The fight against inequality is an integral part of the process of achieving sustainable development. This notion was conceived within the United Nations starting with the Brundtland Report of 1987. From development that responds to the needs of the present without compromising the needs of future generations, the concept of sustainable development has progressively evolved to its current expression. The most recent plan was developed by the United Nations General Assembly, which in 2015 approved the 2030 Agenda and the 17 Sustainable Development Goals. These goals set sustainable development on four pillars – the economy, environment, society and legality - and identify the priorities in the world today.

More than 21 million individuals are subjected to modern forms of slavery and trafficking

Sustainable Development Goal 10, in particular, is aimed at the fight against inequality, to be interpreted with dual implications regarding inequality, both within and between states. It is useful to remember that in 2017, approximately 689 million individuals were still living in extreme poverty, with an income of less than $ 1.9 per day, a situation further exacerbated by the subsequent pandemic and the recent geo-political crisis. The figures regarding internal inequalities are worrying as they are constantly increasing.

According to the 2030 Agenda, inequality must be fought by actuating international cooperation processes and, at the same time, implementing national policies that guarantee the promotion of social, economic and political inclusion of all, regardless of age, sex, disability, race, ethnicity, religion or other factors, and the guarantee of equal opportunities, also through the abrogation of laws and the elimination of discriminatory practices.

Fighting gender inequality, forced labour and climate change are three of the challenges that are crucial today for the achievement of Goal 10.

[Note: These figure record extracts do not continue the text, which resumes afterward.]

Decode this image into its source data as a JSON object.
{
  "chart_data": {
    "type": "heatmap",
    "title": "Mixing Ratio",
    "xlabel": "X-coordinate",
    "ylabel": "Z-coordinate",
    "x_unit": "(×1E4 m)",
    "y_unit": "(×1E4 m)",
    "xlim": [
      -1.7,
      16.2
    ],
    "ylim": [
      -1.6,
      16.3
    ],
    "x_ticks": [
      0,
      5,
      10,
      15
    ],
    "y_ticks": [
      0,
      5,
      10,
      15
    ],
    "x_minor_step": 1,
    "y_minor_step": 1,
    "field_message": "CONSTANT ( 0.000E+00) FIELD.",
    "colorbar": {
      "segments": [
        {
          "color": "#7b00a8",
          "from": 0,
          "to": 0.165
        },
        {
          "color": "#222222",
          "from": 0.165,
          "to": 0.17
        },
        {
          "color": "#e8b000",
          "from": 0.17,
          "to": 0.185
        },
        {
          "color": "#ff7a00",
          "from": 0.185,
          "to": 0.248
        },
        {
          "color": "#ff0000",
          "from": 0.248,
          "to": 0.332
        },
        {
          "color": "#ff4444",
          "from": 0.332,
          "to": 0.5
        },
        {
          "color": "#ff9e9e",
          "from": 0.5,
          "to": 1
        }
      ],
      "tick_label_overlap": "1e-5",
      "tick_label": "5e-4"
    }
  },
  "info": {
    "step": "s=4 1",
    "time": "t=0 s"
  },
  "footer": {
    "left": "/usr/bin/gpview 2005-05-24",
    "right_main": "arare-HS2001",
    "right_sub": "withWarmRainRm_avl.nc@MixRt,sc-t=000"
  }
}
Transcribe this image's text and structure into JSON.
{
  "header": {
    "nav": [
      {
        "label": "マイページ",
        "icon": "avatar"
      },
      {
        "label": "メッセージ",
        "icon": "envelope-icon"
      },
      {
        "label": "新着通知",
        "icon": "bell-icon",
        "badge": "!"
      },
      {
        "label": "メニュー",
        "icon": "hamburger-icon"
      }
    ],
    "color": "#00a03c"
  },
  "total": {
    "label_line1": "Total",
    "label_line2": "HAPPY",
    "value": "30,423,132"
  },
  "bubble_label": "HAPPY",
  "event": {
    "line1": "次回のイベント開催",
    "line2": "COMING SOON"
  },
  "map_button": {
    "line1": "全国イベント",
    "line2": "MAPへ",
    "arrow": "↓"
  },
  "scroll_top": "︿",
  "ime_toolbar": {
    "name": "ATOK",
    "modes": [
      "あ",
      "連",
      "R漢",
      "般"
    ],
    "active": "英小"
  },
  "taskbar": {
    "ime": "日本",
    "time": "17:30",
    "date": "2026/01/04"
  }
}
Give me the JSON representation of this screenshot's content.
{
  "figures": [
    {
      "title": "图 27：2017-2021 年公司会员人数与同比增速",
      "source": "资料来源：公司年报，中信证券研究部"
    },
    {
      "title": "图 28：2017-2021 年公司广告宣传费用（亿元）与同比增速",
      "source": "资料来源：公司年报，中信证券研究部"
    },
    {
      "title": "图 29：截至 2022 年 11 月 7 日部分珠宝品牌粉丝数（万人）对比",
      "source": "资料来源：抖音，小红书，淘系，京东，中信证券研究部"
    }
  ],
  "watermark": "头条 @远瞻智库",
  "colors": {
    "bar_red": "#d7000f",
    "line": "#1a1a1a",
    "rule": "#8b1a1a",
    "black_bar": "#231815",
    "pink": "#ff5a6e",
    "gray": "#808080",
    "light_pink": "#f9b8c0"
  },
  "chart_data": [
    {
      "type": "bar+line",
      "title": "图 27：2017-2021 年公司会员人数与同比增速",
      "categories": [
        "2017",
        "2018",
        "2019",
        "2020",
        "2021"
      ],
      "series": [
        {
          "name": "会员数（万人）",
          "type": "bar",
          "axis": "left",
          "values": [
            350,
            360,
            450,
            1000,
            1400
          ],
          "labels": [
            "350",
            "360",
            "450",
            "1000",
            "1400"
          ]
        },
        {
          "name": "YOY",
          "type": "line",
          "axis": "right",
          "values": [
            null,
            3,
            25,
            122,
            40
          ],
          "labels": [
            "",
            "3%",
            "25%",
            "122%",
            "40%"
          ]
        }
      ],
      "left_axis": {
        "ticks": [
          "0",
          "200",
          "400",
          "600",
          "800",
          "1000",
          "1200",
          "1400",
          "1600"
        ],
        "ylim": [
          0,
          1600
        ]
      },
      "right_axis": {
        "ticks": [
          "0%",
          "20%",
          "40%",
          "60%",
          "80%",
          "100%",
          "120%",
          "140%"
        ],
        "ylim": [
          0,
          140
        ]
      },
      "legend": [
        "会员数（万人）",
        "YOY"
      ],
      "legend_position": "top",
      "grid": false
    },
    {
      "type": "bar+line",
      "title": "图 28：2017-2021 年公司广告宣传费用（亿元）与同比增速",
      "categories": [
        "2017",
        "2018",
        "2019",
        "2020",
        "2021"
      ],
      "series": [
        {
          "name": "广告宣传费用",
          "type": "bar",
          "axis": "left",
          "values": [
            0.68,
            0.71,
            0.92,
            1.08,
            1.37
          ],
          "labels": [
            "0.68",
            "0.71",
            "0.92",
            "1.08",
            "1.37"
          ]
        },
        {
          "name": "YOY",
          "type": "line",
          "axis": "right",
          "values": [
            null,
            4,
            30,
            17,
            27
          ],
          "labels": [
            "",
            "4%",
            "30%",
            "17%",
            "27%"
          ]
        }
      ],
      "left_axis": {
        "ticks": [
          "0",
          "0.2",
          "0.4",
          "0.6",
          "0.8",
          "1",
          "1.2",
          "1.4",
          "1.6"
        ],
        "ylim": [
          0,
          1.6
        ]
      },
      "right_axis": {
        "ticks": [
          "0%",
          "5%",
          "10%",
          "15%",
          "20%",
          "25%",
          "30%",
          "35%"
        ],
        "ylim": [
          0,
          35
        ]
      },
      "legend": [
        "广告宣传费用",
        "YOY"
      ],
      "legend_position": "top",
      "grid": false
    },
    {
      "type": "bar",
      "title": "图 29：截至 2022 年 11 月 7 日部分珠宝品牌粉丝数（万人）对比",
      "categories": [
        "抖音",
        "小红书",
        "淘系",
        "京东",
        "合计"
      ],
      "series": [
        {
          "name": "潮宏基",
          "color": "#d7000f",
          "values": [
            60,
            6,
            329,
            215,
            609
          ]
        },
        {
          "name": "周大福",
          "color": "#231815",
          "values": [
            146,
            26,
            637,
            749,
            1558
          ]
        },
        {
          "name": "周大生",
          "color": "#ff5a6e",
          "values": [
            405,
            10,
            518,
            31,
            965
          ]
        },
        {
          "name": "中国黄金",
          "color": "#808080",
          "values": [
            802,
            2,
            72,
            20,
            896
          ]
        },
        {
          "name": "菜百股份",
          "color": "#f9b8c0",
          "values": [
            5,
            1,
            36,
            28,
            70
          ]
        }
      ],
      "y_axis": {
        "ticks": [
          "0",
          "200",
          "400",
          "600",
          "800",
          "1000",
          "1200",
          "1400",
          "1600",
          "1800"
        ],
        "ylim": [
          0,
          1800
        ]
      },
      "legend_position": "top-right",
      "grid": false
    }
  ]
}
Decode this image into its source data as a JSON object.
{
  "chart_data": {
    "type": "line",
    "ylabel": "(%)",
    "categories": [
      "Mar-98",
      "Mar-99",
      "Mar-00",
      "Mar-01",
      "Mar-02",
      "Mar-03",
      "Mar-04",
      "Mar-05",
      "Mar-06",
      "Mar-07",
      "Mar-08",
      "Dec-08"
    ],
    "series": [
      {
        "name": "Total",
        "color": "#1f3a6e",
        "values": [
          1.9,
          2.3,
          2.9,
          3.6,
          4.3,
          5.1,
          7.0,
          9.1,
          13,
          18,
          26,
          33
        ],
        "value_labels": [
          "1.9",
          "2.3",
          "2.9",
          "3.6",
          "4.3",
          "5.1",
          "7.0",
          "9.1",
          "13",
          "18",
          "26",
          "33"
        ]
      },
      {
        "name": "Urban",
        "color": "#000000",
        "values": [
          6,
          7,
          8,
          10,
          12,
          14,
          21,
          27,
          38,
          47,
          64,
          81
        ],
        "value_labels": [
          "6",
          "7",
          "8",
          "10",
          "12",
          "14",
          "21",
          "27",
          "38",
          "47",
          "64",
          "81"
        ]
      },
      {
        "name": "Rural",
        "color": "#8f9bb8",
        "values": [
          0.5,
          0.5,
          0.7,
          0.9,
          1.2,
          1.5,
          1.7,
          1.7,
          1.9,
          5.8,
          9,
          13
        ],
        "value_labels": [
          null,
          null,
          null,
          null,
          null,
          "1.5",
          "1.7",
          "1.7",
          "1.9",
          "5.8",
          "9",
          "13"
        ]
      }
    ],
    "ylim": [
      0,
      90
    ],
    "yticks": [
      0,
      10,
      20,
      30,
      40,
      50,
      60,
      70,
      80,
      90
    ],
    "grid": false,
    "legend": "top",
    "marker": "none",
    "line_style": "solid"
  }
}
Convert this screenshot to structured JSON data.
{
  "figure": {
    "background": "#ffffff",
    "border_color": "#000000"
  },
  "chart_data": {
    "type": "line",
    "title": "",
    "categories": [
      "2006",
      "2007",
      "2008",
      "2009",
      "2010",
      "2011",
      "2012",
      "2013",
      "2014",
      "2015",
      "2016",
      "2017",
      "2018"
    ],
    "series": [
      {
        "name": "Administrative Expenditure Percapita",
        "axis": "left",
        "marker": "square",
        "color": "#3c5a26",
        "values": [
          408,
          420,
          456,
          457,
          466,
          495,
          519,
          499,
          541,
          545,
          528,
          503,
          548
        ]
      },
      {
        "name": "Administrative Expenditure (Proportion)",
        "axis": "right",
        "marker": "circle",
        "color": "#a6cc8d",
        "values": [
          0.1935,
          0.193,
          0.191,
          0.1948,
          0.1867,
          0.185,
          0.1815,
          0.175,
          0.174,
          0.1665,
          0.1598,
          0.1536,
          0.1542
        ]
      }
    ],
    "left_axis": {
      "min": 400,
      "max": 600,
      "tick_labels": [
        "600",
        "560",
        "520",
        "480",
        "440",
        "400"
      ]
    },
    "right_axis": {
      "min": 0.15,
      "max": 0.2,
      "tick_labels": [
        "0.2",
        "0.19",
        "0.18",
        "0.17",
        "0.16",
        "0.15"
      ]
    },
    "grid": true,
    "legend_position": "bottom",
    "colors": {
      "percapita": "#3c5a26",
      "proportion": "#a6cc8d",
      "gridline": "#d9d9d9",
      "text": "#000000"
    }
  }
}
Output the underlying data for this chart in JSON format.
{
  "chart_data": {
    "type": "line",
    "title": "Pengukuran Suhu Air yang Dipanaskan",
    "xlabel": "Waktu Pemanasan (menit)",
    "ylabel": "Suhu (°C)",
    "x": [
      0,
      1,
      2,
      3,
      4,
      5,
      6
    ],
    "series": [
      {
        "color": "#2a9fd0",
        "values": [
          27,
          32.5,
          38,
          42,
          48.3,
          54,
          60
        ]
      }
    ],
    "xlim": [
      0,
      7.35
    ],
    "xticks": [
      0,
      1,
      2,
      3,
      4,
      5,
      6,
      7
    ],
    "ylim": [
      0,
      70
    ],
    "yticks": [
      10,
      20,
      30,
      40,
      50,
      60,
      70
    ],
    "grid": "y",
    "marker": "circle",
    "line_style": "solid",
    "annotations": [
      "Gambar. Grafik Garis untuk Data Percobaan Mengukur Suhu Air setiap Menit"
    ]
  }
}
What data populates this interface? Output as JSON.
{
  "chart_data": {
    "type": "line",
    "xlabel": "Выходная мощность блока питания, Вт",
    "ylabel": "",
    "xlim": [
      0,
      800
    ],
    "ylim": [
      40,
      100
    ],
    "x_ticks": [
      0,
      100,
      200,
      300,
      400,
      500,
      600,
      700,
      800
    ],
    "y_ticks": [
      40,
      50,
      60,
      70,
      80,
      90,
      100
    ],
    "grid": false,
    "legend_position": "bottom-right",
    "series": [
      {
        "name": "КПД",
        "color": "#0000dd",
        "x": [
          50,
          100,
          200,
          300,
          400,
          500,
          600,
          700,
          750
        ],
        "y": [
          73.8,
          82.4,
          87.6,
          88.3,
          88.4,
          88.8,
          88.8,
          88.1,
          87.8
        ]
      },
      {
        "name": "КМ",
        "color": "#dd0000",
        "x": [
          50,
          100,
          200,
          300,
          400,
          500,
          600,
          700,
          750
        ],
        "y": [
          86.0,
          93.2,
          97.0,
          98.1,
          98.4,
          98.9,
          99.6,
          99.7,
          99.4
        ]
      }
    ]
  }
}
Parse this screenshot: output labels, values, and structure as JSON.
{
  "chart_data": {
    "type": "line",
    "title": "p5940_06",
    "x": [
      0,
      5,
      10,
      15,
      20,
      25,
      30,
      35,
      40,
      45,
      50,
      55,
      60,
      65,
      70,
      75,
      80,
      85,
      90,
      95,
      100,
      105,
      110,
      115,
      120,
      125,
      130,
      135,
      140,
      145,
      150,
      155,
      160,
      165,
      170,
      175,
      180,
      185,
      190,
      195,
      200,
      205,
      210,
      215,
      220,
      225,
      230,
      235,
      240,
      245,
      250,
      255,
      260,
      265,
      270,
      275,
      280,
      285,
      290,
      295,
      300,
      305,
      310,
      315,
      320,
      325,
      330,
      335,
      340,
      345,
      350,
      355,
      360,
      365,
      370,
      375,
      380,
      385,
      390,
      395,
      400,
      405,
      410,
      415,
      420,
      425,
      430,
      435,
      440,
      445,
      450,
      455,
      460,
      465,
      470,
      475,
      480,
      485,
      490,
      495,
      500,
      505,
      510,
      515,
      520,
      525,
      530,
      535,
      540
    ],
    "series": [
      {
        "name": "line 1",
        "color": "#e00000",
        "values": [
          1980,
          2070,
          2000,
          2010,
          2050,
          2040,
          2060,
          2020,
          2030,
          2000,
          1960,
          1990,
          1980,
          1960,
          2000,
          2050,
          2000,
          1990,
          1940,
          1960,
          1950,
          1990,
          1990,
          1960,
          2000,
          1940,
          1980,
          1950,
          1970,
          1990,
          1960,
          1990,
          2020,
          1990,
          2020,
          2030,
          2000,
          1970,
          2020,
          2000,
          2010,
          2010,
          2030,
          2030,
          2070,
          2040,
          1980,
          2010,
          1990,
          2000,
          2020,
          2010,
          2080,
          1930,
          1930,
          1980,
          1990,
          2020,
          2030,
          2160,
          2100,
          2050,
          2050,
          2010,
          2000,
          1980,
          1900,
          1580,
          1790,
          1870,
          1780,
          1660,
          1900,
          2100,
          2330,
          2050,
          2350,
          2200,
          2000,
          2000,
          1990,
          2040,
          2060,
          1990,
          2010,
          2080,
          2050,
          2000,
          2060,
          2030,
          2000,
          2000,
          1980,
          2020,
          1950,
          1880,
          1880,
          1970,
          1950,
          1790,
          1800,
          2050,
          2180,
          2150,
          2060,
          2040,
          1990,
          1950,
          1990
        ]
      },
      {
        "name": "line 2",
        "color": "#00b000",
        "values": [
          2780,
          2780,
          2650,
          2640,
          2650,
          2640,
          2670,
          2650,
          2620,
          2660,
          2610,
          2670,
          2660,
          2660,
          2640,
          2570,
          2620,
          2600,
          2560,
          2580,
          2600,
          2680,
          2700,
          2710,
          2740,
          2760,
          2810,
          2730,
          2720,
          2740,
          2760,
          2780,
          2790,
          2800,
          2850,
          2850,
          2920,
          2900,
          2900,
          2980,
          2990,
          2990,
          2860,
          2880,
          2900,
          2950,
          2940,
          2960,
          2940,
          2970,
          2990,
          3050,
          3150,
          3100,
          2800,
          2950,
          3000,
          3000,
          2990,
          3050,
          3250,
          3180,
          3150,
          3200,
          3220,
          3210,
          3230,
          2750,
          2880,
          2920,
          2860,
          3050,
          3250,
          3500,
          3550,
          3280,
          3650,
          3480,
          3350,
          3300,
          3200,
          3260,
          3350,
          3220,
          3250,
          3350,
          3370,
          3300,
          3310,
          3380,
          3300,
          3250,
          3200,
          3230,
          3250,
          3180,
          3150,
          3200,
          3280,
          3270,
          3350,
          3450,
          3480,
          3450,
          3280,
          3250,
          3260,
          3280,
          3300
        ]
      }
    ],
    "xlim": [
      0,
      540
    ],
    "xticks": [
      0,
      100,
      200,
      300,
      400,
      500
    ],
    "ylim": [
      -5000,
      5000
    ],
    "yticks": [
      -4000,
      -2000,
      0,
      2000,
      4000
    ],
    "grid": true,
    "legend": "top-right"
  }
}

The ban on forced labour is one of the most violated rules

But these are unfortunately very ambitious goals. In relation to gender inequality, it is exemplary that of the 168 States which have ratified the United Nations Convention on the Elimination of All Forms of Discrimination against Women, many - even if this is contrary to the object and purpose of the convention - have done so but only by including a saving clause and have in addition specified, that they wish to comply with treaty obligations only insofar as they are compatible with their national law which is often highly discriminatory.

To this we further add the alarming statistics on gender equality and violence. With regard to the second challenge, one can't help but notice that the prohibition of forced labour, one of the mandatory principles of international law, is obviously also one of the most violated rules: the International Labor Organization estimates that more than 21 million individuals are in fact still forced into modern forms of slavery and trafficking.

And finally, inequalities are aggravated by climate change, which has a more dramatic impact in the poorest regions of the world. According to the United Nations "Special Rapporteur" on human rights and extreme poverty, the richest countries, responsible for the vast majority of greenhouse gas emissions, have the ability to adapt to cope with global warming, while the poorest, who contributed much less - the poorest half of the world population produced only 10% of global emissions – sustain approximately 80% of the costs. The World Bank estimates that without immediate action, climate change will lead to an additional 120 million people being reduced to poverty by 2030.

Goal 10, without adequate policies, could remain permanently unattainable.